See Louis Duval, "Hebert chez lui," in _La Revolution Francaise, revue d'histoire moderne et contemporaine_, t. xii. and t. xiii.; D. Mater, _J. R. Hebert, l'auteur du Pere Duchesne avant la journee du 10 aout 1792_ (Bourges, Comm. Hist. du Cher, 1888); F. A. Aulard, _Le Culte de la raison et de l'etre supreme_ (Paris, 1892).

FOOTNOTE:

[1] There were several journals of this name, the best known of the others being that edited by Lemaire.

HEBREW LANGUAGE. The name "Hebrew" is derived, through the Greek [Greek: Hebraios], from _'ibhray_, the Aramaic equivalent of the Old Testament word _'ibhri_, denoting the people who commonly spoke of themselves as Israel or Children of Israel from the name of their common ancestor (see JEWS). The later derivative _Yisra'eli_, Israelite, from Yisra'el, is not found in the Old Testament.[1] Other names used for the language of Israel are _speech of Canaan_ (Isa. xix. 18) and _Yehudhith_, Jewish, (2 Kings xviii. 26). In later times it was called the _holy tongue_. The real meaning of the word _'ibhri_ must ultimately be sought in the root _'abhar_, to pass across, to go beyond, from which is derived the noun _'ebher_, meaning the "farther bank" of a river.
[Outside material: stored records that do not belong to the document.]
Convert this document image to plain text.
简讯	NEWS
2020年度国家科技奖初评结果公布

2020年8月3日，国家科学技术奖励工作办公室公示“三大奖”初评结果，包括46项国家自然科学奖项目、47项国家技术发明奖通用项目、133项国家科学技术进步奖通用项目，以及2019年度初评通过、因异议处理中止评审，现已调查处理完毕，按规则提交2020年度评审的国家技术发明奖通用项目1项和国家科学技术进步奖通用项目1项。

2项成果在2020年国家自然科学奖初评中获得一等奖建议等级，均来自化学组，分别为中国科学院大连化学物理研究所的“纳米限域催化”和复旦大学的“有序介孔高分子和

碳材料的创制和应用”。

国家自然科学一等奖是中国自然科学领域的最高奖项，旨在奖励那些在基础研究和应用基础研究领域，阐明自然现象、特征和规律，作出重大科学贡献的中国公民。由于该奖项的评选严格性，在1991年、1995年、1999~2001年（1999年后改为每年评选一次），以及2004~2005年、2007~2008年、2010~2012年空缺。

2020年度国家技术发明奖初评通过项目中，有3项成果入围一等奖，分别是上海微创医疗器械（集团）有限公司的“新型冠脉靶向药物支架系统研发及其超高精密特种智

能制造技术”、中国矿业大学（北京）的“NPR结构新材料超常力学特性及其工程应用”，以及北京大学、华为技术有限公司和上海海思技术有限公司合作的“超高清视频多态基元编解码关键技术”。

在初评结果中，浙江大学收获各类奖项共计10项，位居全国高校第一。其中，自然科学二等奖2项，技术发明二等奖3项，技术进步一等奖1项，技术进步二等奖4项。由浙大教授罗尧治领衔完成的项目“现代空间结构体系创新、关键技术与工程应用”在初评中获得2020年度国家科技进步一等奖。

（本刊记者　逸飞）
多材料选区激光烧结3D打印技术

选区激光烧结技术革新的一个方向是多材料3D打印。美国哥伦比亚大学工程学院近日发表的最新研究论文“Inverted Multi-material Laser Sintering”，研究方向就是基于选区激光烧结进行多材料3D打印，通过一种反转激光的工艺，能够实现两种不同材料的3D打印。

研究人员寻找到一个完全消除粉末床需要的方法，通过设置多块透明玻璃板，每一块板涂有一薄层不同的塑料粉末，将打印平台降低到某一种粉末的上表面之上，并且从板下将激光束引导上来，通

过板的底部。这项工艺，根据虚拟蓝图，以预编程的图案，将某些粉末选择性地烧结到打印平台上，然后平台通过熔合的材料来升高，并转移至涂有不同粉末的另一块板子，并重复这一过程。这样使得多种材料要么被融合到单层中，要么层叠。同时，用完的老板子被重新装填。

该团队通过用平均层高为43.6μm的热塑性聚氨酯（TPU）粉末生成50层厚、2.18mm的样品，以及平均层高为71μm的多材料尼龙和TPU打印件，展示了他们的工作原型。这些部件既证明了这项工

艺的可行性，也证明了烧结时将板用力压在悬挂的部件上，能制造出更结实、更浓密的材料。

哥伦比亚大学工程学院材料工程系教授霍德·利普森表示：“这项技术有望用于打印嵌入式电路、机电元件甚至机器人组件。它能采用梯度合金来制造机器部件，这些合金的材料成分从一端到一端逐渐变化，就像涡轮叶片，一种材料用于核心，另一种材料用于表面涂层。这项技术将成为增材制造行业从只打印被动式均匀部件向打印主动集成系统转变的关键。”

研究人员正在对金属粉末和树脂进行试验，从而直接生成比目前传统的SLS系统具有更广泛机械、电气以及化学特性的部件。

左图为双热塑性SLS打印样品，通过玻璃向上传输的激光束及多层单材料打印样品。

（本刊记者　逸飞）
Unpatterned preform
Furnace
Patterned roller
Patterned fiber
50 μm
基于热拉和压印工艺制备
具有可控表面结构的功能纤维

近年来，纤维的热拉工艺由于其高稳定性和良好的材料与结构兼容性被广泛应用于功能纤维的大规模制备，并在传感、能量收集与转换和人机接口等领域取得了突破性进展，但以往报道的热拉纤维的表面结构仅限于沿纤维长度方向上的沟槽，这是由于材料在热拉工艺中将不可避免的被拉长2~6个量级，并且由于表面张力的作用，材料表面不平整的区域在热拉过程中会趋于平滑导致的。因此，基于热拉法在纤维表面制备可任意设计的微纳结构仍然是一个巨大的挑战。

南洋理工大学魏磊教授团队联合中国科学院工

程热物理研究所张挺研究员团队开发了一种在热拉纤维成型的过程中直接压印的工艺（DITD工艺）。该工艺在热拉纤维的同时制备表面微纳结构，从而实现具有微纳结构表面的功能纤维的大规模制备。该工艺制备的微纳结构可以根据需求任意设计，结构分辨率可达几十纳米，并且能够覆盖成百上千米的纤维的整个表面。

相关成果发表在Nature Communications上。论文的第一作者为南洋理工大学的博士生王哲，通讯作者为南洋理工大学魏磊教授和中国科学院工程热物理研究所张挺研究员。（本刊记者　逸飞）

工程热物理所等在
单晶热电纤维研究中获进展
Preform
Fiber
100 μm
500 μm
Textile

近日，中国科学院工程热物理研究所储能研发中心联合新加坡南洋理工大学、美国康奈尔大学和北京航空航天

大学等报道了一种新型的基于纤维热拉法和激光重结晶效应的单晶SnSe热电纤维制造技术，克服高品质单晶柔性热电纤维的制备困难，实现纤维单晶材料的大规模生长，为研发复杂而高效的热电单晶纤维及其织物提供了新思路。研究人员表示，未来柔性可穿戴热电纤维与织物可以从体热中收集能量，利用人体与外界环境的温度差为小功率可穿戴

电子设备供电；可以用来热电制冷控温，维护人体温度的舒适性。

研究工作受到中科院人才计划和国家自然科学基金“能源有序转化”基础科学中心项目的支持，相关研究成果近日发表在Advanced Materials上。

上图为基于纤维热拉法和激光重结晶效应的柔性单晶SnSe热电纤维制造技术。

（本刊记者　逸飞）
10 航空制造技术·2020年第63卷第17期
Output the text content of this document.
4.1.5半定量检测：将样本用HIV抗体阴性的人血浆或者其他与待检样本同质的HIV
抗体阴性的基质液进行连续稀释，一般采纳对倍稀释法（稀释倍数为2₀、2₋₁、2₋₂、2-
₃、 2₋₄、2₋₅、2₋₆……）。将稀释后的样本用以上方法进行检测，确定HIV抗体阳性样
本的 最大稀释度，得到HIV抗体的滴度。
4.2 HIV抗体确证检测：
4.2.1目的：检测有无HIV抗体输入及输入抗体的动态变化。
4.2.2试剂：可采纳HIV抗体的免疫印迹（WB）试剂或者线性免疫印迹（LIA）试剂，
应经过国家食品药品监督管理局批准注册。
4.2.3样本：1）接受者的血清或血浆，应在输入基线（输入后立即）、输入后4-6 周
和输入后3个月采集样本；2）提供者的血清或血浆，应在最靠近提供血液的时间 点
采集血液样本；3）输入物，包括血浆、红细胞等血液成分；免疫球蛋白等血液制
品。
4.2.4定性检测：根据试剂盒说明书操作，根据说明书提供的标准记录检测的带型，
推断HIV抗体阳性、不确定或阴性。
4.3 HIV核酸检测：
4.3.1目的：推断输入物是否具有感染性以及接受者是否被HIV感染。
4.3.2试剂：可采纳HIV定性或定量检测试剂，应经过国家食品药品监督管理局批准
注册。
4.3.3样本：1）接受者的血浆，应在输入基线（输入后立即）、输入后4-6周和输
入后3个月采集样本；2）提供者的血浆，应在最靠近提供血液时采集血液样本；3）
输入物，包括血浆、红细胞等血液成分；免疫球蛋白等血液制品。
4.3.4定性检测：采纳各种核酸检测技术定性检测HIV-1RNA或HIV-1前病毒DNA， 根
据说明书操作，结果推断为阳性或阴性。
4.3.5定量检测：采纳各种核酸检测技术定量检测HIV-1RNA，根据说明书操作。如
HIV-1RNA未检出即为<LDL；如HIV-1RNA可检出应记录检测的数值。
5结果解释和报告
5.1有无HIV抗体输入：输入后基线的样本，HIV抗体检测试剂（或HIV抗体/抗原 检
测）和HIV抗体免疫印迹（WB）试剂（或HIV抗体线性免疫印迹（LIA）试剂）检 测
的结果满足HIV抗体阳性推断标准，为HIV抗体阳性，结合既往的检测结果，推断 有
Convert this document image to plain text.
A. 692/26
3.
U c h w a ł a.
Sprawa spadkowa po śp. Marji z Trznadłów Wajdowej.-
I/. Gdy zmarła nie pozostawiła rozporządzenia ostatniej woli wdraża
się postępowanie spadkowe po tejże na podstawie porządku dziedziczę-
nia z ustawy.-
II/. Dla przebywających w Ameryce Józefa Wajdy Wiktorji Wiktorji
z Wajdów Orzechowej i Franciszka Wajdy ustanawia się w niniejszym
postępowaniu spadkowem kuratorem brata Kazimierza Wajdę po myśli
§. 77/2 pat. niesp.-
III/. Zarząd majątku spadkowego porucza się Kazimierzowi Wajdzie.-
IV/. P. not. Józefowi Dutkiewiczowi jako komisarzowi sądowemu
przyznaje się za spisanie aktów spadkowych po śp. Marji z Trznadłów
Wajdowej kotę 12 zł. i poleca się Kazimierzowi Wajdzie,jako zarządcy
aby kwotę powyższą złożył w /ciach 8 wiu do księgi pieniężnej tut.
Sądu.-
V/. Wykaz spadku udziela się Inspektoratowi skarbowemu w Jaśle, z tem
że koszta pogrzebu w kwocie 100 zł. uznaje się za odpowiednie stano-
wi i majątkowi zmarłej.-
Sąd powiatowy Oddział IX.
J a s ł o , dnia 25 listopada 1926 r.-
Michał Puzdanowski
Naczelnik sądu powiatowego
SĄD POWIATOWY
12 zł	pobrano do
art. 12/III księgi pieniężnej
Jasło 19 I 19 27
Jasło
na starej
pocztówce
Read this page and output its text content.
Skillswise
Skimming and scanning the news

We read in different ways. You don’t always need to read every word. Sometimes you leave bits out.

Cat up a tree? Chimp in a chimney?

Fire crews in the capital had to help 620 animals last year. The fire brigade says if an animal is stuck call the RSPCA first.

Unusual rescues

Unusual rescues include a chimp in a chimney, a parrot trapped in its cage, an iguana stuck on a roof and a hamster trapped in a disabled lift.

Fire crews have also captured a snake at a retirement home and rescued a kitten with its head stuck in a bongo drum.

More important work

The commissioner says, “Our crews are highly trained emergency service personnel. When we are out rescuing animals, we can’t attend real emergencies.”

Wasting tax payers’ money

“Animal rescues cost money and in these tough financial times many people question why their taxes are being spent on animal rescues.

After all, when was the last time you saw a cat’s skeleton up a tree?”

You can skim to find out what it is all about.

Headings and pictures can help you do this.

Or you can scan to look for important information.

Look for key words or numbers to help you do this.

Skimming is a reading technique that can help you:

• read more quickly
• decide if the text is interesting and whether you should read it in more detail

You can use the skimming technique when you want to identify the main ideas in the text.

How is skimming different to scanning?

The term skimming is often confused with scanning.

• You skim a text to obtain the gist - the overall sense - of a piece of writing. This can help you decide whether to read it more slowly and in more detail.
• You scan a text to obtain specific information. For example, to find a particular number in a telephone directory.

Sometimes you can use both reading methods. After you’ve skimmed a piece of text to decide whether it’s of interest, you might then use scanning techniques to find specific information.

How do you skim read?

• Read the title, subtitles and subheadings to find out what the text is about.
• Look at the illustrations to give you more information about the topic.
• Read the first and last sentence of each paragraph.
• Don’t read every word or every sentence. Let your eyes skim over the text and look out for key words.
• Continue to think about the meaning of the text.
The usual explanation of the term is that of Jewish tradition that _'ibhri_ means the man "from the other side," i.e. either of the Euphrates or the Jordan. Hence the Septuagint in Gen. xiv. 13 render Abram _ha-'ibhri_ by [Greek: ho perates], the "crosser," and Aquila, following the same tradition, has [Greek: ho peraites], the man "from beyond." This view of course implies that the term was originally applied to Abram or his descendants by a people living on the west of the Euphrates or of the Jordan. It has been suggested that the root _'abhar_ is to be taken in the sense of "travelling," and that Abram the wandering Aramaean (Deut. xxvi. 5) was called _ha-'ibhri_ because he travelled about for trading purposes, his language, _'ibhri_, being the _lingua franca_ of Eastern trade. The use of the term [Greek: hebraisti] for biblical Hebrew is first found in the Greek prologue to Ecclesiasticus (c. 130 B.C.). In the New Testament it denotes the native language of Palestine (Aramaic and Hebrew being popularly confused) as opposed to Greek. In modern usage the name Hebrew is applied to that branch of the northern part of the Semitic family of languages which was used by the Israelites during most of the time of their national existence in Palestine, and in which nearly all their sacred writings are composed. As to its characteristics and relation to other languages of the same stock, see SEMITIC LANGUAGES. It also includes the later forms of the same language as used by Jewish writers after the close of the Canon throughout the middle ages (Rabbinical Hebrew) and to the present day (New Hebrew).